A short essay by Peter Ackroyd to accompany a William Raban DVD Release by BFI, July 2004
This is a vision of the dark Thames, of 'Old Father Thames' as an awful god of power akin to William Blake's Nobodaddy; and, in Blake's poem, Jerusalem, “Thames is drunk with blood”. In this film there is something fearful about the river, something monstrous, recalling Conrad's line in Heart of Darkness that “..this also has been one of the dark places of the earth.” Walking along the banks of the Thames, downriver, approaching the estuary, it is possible to feel great fear. One of the possible derivations of the word Thames itself is tamasa meaning “dark river”; the word is pre-Celtic in origin, so we have the vision of an ancient, almost primeval, time.
And yet there is beauty and sublimity in terror. Raban has learned something from the great artists of the river, such as Turner and Whistler, and portrayed the Thames as clothed in wonder.

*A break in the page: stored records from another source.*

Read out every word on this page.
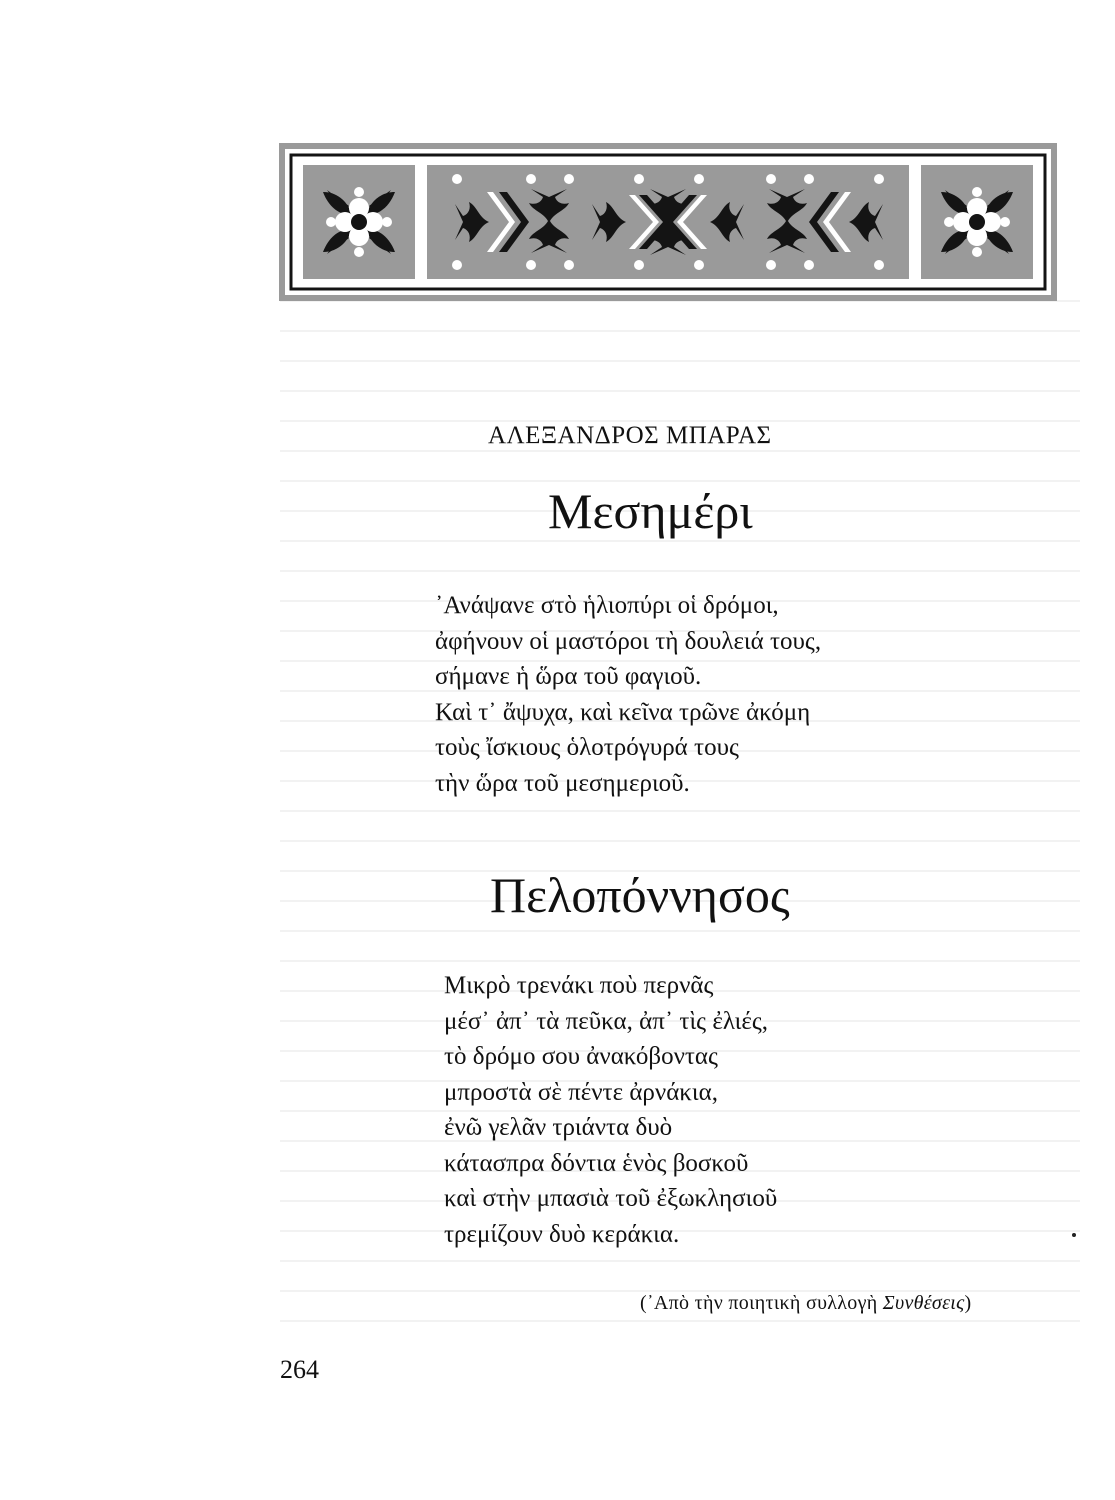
ΑΛΕΞΑΝΔΡΟΣ ΜΠΑΡΑΣ
Μεσημέρι
᾿Ανάψανε στὸ ἡλιοπύρι οἱ δρόμοι,
ἀφήνουν οἱ μαστόροι τὴ δουλειά τους,
σήμανε ἡ ὥρα τοῦ φαγιοῦ.
Καὶ τ᾿ ἄψυχα, καὶ κεῖνα τρῶνε ἀκόμη
τοὺς ἴσκιους ὁλοτρόγυρά τους
τὴν ὥρα τοῦ μεσημεριοῦ.
Πελοπόννησος
Μικρὸ τρενάκι ποὺ περνᾶς
μέσ᾿ ἀπ᾿ τὰ πεῦκα, ἀπ᾿ τὶς ἐλιές,
τὸ δρόμο σου ἀνακόβοντας
μπροστὰ σὲ πέντε ἀρνάκια,
ἐνῶ γελᾶν τριάντα δυὸ
κάτασπρα δόντια ἑνὸς βοσκοῦ
καὶ στὴν μπασιὰ τοῦ ἐξωκλησιοῦ
τρεμίζουν δυὸ κεράκια.
(᾿Απὸ τὴν ποιητικὴ συλλογὴ Συνθέσεις)
264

Raban is also concerned with the river's history - liquid history, as it has often been called - but the principal impression is of the permanence of these waters. The Thames does not live in human time. It lives in geological time. The human figures in the early photographs, depicted here, are smudged and faint; they are its human votaries, already fading into invisibility. Time is therefore one of the elements of Raban's film. What is time upon the river? The Greek philosopher, Heraclitus, used the river itself as a token of flux and transience. You cannot step into the same river twice. It is always flowing and changing. But something lingers - some spirit, some atmosphere, some presence, invoked in the words of T.S. Eliot's poetry read here by the poet. There is some brooding life that persists through time.

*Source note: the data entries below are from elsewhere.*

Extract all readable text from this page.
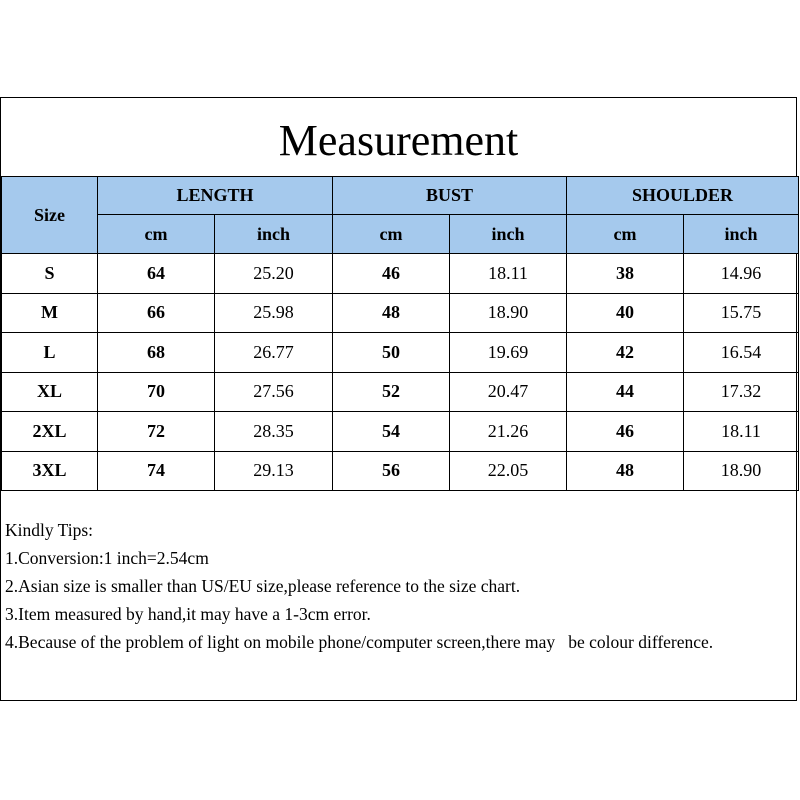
Measurement
Size	LENGTH		BUST		SHOULDER	
	cm	inch	cm	inch	cm	inch
S	64	25.20	46	18.11	38	14.96
M	66	25.98	48	18.90	40	15.75
L	68	26.77	50	19.69	42	16.54
XL	70	27.56	52	20.47	44	17.32
2XL	72	28.35	54	21.26	46	18.11
3XL	74	29.13	56	22.05	48	18.90
Kindly Tips:
1.Conversion:1 inch=2.54cm
2.Asian size is smaller than US/EU size,please reference to the size chart.
3.Item measured by hand,it may have a 1-3cm error.
4.Because of the problem of light on mobile phone/computer screen,there may   be colour difference.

That is why in many respects it is a visionary film. There are moments of light and colour that lift the spirit with exaltation. There are giant shapes and structure that fill the mind with awe. There are passages of mist and turbulence that recall the primaeval Thames of swamps and marshes. The multifold images of the river run through this film like the currents and tides of the water itself. It is a film, in every sense, of great fluency. The sounds, as well as the images, of the river are of great importance. There is a continual clangour, a loud lament, with the sound of machinery fighting against the lap of the water and the cry of the seagulls.

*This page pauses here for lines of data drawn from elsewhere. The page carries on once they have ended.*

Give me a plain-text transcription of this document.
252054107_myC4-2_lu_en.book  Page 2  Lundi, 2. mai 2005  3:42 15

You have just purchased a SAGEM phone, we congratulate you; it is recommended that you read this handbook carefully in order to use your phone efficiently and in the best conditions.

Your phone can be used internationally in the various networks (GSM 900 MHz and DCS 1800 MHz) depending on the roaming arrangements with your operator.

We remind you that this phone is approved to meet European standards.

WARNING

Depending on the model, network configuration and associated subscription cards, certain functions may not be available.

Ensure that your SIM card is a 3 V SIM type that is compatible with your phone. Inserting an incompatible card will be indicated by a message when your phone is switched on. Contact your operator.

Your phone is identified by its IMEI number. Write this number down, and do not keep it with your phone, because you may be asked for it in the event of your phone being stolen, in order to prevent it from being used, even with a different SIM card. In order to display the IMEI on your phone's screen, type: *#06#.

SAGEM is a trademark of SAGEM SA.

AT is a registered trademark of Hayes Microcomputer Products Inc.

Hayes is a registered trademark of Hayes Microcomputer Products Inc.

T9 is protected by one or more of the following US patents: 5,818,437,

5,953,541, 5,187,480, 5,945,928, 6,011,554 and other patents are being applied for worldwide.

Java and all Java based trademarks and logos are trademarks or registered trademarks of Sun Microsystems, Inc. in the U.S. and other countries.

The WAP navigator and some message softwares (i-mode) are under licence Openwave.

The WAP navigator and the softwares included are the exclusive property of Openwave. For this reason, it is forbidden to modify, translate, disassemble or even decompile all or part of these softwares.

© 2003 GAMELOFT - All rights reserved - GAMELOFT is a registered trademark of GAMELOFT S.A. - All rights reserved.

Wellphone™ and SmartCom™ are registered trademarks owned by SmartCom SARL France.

It has also been a river of trade, and a river of power. Its docks and wharves and factories were once part of the great machine of empire - the machine of oppression. That is why it is known as a dark river. It has been touched by sweat, and labour, and poverty, and tears. Yet it still calls to the forlorn and the neglected, with some siren-song of darkness. It is the great vortex of suicide. The machinery has now been dismantled. The battered industrial landscape has long since become derelict. There are signs of filth and decay everywhere, of rust and of rotten wood. The empty wharves and docks are like the relics of some abandoned civilisation, as mysterious as Maya and Inca monuments left to decay. Yet of course the river was already ancient before those civilisations began.
Raban's other films encircle around the neighbourhood of the Thames - Canary Wharf, the people upon the Isle of Dogs - as if around some whirlpool of destiny or desire. In these films the Thames becomes a vast and brooding presence. It becomes a living organism with its own laws of growth and change. We get the sense that London is not controlling it. It is controlling London. It is London.